Elektra ist ebenfalls eine bekannte Figur aus dem Umfeld der Daredevil-Comics und ist in der 2. Staffel auch zum ersten Mal mit dabei. Als Figur aus den Comics ist sie mir durchaus bekannt, doch fehlt mir bei ihr das Hintergrundwissen. Jedoch habe ich auch hier das Gefühl, dass die Macher der Serie sie gekonnt eingearbeitet haben, um ihr für einen späteren Zeitpunkt noch größere Bedeutung beizumessen.
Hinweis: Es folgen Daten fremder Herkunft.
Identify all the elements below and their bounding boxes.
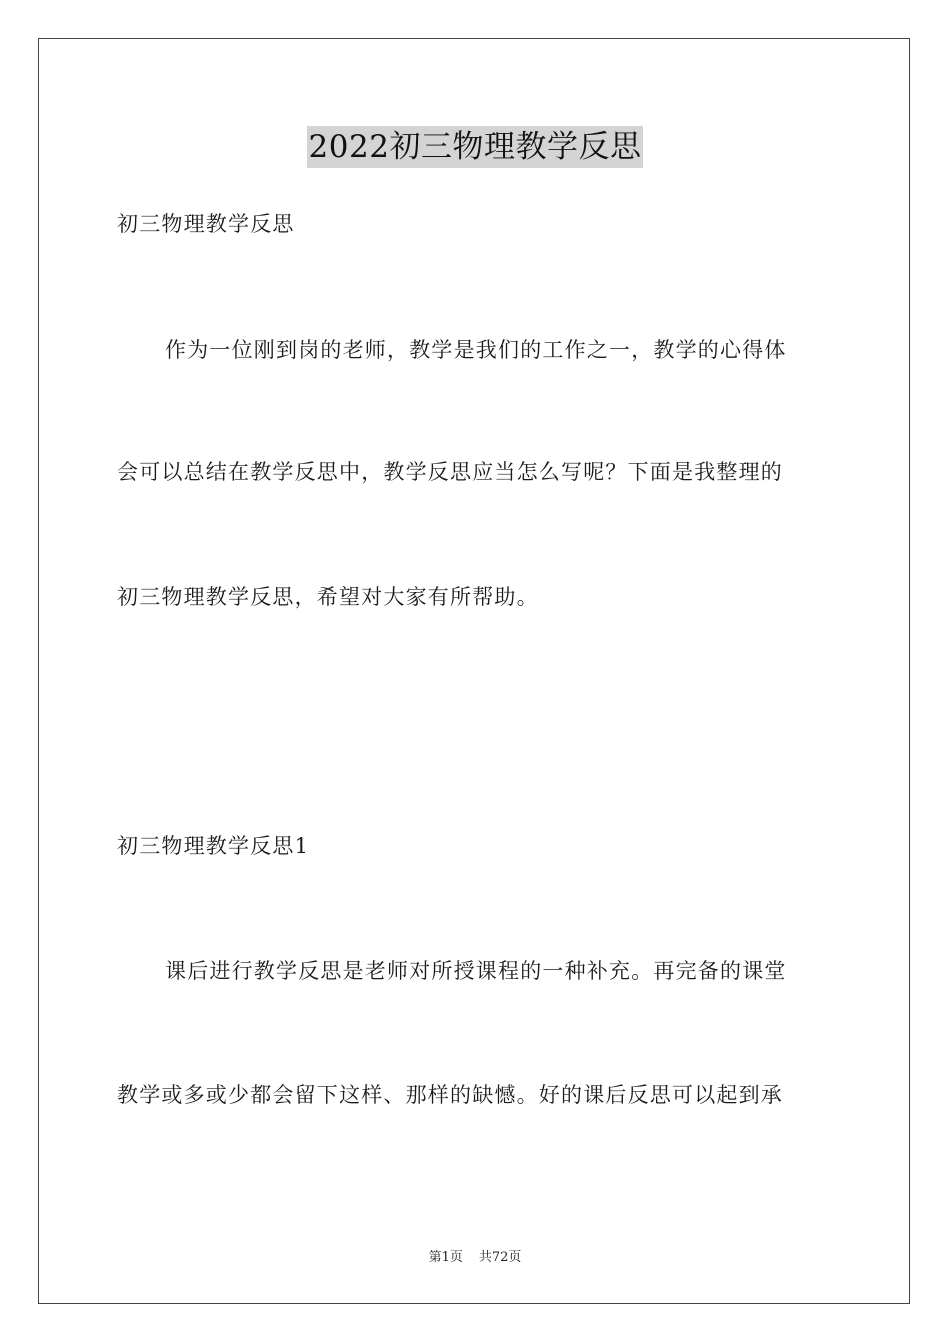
document-title: 2022初三物理教学反思 (307, 126, 644, 168)
paragraph-line: 初三物理教学反思，希望对大家有所帮助。 (117, 585, 539, 609)
title-container (0, 126, 950, 168)
paragraph-line: 作为一位刚到岗的老师，教学是我们的工作之一，教学的心得体 (165, 338, 787, 362)
page-number: 第1页 (428, 1250, 463, 1265)
paragraph-line: 会可以总结在教学反思中，教学反思应当怎么写呢？下面是我整理的 (117, 460, 783, 484)
page-total: 共72页 (478, 1250, 522, 1265)
paragraph-line: 课后进行教学反思是老师对所授课程的一种补充。再完备的课堂 (165, 959, 787, 983)
section-heading: 初三物理教学反思1 (117, 834, 310, 858)
subtitle-line: 初三物理教学反思 (117, 212, 295, 236)
paragraph-line: 教学或多或少都会留下这样、那样的缺憾。好的课后反思可以起到承 (117, 1083, 783, 1107)
page-footer (0, 1246, 950, 1265)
Mit Elektra bekommt man dann auch großartige Kampf-Szenen im Duett zu sehen. Auch dabei wurde nicht gekleckert sondern geklotzt. Daredevil und Elektra setzen auf die gute alte Kampfkunst mit Armen und Beinen. Das sieht nicht nur gut und gekonnt aus, sonder passt auch zum Szenario der Serie und wirkt daher nicht überladen.
Die 2. Staffel von Daredevil hat somit verdammt viel von dem, was man von einer Comicumsetzung mit Tiefgang erwarten kann. Gerade wegen der Düsternis und des sehr ersten Untertons, macht Daredevil viel Spaß und bleibt spannend. Als Comicliebhaber fühlt man sich entsprechend erstgenommen und man merkt, dass man hier ein eher erwachseneres Publikum ansprechen möchte, was der Serie sehr zu Gute kommt.
Superhelden-Comics bestehen ja oft aus Dramen, etwas Krimi gepaart mit Beziehungs- und Alltagsproblemen, sowie den obligatorischen Kampfeinlagen. Genau dies trifft auch auf Daredevil zu und bringt die Serie so gut zum Funktionieren. Daredevil ist somit durchaus eine Serie, die sich nicht nur an Comic-Fans richtet. Jeder Serienliebhaber dem Action, Crime und Drama liegen, sollte Daredevil eine Chance geben.
Ich bin schon sehr gespannt, was die Macher für die 3. Staffel planen, aber wenn man die Richtung beibehält kann eigentlich nichts schief gehen.